The first thing that struck me when previewing Petit & Keet was the overwhelming quality of their front of house staff. It was in a lot of ways a rock star group led by GM Brent Lenners filled with a number of familiar faces and industry vets.
Turn over in the restaurant world is always high, and it is especially hard to keep an opening staff. However a year later there are still a solid group from that opening team. It is still one of the best front of house teams around. I never put a lot of faith in Facebook reviews, mostly because people will always find something to complain about, but they sit at a whopping 4.9 rating. Better yet, almost every positive or neutral rating comments on the quality of service.
Their menu always benefited from being small and focused. It allowed them to execute every dish well. That has not changed at all in the year. They have had one minor menu change, swapping out six dishes (one salad, two apps, and three entrees). Instead they have focused more on weekly and daily specials to bring in seasonality. While it doesn’t always give people something to rush in the door to try, it focuses on consistency which is key for a new restaurant.
Steve Binotti taking over the head chef reigns halfway through the year seemed to be a solid move for consistency as well, especially in the overall quality of the specials. Several of the frequent specials, like the peking duck, have become my favorite here. The quality on the specials always seem to meet or exceed the core menu.
One of the areas that came as a bit of a shock is how the bar program evolved. Yes they started with a quality bar staff, however given a year to marinate together they have morphed from just a good bar staff to possibly the best overall bar program in Little Rock.

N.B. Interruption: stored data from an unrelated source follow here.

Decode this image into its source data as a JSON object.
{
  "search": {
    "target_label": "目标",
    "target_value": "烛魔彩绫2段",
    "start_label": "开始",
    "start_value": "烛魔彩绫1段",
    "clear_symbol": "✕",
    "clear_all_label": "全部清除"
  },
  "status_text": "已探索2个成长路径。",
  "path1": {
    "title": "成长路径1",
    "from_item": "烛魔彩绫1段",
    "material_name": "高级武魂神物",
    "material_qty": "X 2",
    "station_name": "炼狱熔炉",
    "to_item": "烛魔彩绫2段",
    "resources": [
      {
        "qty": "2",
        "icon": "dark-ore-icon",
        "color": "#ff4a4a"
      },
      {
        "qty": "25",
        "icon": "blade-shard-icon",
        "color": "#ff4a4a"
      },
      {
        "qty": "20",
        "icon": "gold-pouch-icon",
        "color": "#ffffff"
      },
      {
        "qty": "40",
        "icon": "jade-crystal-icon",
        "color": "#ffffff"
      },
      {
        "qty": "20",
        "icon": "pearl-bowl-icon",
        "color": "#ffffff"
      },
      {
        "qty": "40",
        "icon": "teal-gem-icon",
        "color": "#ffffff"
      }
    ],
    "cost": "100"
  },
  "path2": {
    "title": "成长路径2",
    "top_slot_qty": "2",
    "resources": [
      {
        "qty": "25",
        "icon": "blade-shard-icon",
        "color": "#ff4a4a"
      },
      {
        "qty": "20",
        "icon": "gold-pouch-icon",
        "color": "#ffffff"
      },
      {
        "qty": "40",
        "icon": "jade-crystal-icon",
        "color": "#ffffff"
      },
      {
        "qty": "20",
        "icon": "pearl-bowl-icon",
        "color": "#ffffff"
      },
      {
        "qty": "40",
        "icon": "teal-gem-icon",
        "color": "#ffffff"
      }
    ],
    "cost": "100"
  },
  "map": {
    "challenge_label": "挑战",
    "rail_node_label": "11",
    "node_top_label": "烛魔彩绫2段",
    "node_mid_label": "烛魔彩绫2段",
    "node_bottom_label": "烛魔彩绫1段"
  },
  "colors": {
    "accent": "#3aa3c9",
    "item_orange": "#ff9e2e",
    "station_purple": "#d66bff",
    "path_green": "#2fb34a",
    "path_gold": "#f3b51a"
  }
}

It is easily the most well rounded. The wines are very well selected with great suggestions from their on staff sommelier, the beer selection is a great representation of local and regional crafts, and the cocktails are well balanced with attention to flavor differences in brands of spirits.
Overall in the first year, Petit & Keet has shown a solid example of how to grow through consistency and strengths in the first year of a location. Now entering the second year the the trick will be to both keep the place exciting to frequently bring people back and evolve as the food scene changes. Thankfully there is solid growth in the surrounding area, something that should continue to develop that section of Rodney Parham as a destination food community.
Petit & Keet is running an anniversary celebration all week with a “special treat” for everyone who stops in.